For me, the easy answer would be Leisure Suit Larry. Oh boy, I remember having to explain to my dad why I’d written “prophylactic” on a piece of paper near our communal PC. The answer — I wanted to look it up in the dictionary (we didn’t have the internet back then). Sufficed to say, it was an awkward childhood moment. The less easy answer? Neuromancer.
A point-and-click adventure game based on the William Gibson novel of the same name, it was my glorious introduction to cyberpunk. I can’t remember exactly when I played it — definitely sometime in the early 90s — but I know as a younger soul, a lot of the flavour was lost on me.
As far as I was concerned, I just wanted to sell my organs as quickly as possible so I could buy a neat cyberdeck, only to realise the loss of constitution would transform virtual me into a total wimp.
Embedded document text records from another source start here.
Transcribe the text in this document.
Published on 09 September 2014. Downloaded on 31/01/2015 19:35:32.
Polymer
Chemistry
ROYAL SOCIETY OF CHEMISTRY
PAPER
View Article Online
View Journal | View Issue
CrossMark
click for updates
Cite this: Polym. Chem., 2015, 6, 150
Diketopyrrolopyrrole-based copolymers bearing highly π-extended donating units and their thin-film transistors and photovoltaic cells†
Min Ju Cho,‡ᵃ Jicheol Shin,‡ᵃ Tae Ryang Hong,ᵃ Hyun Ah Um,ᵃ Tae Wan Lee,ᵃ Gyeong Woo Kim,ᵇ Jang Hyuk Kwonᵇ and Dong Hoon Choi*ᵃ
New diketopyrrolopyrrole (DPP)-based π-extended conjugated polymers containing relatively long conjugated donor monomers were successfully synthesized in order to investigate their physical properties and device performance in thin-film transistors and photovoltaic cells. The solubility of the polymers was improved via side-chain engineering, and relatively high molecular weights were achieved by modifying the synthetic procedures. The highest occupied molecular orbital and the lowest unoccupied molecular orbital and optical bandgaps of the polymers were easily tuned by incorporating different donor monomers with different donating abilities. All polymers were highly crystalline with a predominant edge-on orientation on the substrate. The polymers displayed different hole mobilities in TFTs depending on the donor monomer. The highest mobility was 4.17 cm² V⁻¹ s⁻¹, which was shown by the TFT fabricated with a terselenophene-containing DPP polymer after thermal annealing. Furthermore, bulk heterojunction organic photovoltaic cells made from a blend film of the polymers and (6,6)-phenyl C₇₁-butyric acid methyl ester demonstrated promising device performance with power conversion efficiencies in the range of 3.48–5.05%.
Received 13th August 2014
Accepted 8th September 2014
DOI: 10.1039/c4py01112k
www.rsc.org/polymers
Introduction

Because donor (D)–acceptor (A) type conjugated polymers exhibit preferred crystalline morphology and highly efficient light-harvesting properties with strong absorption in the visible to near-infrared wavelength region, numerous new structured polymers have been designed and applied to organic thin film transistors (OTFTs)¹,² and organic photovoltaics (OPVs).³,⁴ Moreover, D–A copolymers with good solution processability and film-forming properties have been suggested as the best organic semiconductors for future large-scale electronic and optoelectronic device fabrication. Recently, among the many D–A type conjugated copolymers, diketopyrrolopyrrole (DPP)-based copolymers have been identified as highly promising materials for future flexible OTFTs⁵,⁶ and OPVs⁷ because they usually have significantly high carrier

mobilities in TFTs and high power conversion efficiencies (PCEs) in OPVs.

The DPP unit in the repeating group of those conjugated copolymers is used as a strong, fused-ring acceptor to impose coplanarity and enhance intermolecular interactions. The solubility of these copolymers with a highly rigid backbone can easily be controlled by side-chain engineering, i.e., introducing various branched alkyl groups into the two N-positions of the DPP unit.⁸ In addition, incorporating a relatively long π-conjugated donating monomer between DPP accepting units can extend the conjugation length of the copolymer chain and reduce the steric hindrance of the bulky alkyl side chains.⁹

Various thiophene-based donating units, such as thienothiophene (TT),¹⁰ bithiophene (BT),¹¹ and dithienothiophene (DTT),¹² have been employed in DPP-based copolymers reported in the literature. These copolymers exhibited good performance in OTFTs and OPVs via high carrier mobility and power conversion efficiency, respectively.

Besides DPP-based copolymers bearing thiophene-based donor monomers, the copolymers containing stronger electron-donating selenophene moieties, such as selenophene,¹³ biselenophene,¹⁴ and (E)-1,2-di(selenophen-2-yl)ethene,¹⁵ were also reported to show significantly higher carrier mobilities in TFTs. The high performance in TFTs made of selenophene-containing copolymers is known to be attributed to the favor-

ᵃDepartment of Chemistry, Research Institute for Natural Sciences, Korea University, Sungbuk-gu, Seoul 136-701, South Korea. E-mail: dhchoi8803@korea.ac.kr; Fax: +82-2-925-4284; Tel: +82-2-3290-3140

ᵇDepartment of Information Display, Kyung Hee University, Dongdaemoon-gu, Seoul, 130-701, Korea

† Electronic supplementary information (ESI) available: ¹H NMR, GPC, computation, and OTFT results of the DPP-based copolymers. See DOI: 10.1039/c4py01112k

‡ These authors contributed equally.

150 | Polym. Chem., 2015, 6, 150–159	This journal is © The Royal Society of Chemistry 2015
I know now that the world of Neuromancer was much more complex and rich than my mind could understand at the time and as a result, my memories of it are vivid, yet oddly superficial.
Still, I remember being entranced by the concepts of wetware, ICE and cyberspace, which would many years later have an influence on my own games — the visual design of the AI watchers from Deadnaut is a good example.
I also never completed the darn thing, so that’s another reason to revisit it.
What game do you feel you should go back and tackle, now that you have more years under your belt?